# 60 Gallon Hex



## goofyboots13 (Apr 13, 2016)

I'm looking for suggestions on stocking my 60 gallon hex. About 10 years ago I used to keep a variety of cichlids in a 55 gallon long. Thinking about doing it again in the hex, but I'm a bit out of the loop. Here is a list of fish I remember having at some point or another. Most were constants, but a few were added/removed here and there. Pretty much all males due to color. I'd like to maybe get some of these again, but I've found quite a few online that I can't find in the stores near me. Thinking of maybe a dragon blood peacock, blue dragon blood, or other peacocks, and really like the electric blue jack dempsey. Really love bright colors (who doesn't?!), so guess you could say I'm going for more of a "show tank" style.

Only fish in there now are a ~4" siamese algae eater, and three little zebras.

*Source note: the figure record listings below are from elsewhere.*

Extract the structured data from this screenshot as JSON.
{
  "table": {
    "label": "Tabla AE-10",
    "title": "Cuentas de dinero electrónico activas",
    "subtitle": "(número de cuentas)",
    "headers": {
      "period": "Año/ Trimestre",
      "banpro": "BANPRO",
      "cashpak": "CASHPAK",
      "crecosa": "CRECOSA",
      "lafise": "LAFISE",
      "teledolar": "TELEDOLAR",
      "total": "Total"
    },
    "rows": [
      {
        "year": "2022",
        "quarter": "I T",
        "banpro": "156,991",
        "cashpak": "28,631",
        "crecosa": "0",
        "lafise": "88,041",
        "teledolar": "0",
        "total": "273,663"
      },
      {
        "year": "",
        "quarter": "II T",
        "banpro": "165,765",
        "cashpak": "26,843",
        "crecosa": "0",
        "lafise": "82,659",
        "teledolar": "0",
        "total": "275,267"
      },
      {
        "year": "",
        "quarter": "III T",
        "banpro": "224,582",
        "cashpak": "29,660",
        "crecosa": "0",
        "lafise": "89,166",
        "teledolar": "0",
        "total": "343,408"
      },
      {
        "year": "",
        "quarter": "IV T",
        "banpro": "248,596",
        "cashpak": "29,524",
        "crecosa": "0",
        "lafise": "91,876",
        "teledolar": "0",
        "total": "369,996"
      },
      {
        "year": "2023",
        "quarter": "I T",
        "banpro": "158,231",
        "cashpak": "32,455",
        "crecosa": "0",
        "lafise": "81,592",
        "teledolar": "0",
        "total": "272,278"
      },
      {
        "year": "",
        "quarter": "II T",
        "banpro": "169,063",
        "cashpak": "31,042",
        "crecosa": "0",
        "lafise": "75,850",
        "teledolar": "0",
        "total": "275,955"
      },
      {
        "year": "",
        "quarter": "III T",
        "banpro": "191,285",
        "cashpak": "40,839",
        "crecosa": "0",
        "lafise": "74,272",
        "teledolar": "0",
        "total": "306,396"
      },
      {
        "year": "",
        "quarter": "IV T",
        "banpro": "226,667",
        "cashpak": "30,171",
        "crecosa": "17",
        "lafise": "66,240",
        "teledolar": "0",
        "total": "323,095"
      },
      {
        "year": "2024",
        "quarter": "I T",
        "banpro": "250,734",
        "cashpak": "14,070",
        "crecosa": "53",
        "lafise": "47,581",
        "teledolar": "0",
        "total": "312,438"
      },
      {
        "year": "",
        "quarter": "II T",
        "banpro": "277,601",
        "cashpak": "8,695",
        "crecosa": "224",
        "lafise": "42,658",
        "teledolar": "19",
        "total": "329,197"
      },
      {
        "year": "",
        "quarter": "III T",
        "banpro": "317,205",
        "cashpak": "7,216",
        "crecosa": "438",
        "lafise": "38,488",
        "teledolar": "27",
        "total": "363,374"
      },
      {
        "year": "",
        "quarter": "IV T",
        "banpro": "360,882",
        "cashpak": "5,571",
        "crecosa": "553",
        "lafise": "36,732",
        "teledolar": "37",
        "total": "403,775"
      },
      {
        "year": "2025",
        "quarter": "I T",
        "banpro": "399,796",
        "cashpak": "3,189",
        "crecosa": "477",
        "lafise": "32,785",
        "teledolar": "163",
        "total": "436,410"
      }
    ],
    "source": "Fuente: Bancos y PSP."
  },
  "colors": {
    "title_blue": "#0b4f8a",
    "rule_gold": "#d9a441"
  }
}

Bought the zebras as tester fish a couple weeks ago, because I had bought six german rams, and over the course of a couple weeks they just kept dying off one day at a time. Had the water tested, and all was fine, so they gave me the zebras. They have been in for almost two weeks now, and are doing just fine. Happy little guys!

What I had/remember:
Chipokae
Electric Yellow
Socolofi
Afra Mbuna?
Bumblebee
Red Jewel
Sunshine Peacock
some other peacock bread by a friend that I can't remember.
OB Red Zebra
Ahli Electric Blue
Deep Water Hap 
Fusco Hap (my favorite of the bunch, but not sure how he'd do in a 60 hex)
Xmas Fulu or Zebra Oblique (cant remember)
couple convicts and fire mouths at some point I think as well.

I have a crushed coral base, some random rocks, three anubias live plants, a large sponge filter, a magnum 250(?) filter, and a three light fixture with a 10k & 5500 daylight on one switch, and an actinic blue on the other switch.

Thanks for any feed back you can provide. Just don't want to overrstock and have a mess, but want it to look incredible.


----------



## DJRansome (Oct 29, 2005)

What are the dimensions of the hex? I can't imagine a 60G that would be big enough for a fusco or bumblebee.


----------



## Fish Jerk (Mar 9, 2016)

Even if it is big enough in length the big issues is not enough surface area on the floor for rocks etc.


----------



## goofyboots13 (Apr 13, 2016)

Its 24" from panel to panel, and just over 29" tall. Those were all fish I had kept in my long 55 back in the day. I kinda figured that some of those fish probably wont wont work in the hex due to the tighter swimming area. But, due to wall space availability, and our basement not being finished yet, I had to trade my 55 for this one. Not the most desirable configuration, but it looks really nice. I've had bad luck with community type fish for some reason, so figured I'd try to go back to cichlids.


----------



## DJRansome (Oct 29, 2005)

I would avoid Malawi and Victorians. Take a look at stocking recommendations for a 24" tank (footprint dimensions are more important than gallons):
http://www.cichlid-forum.com/articles/c ... 15-20g.php


----------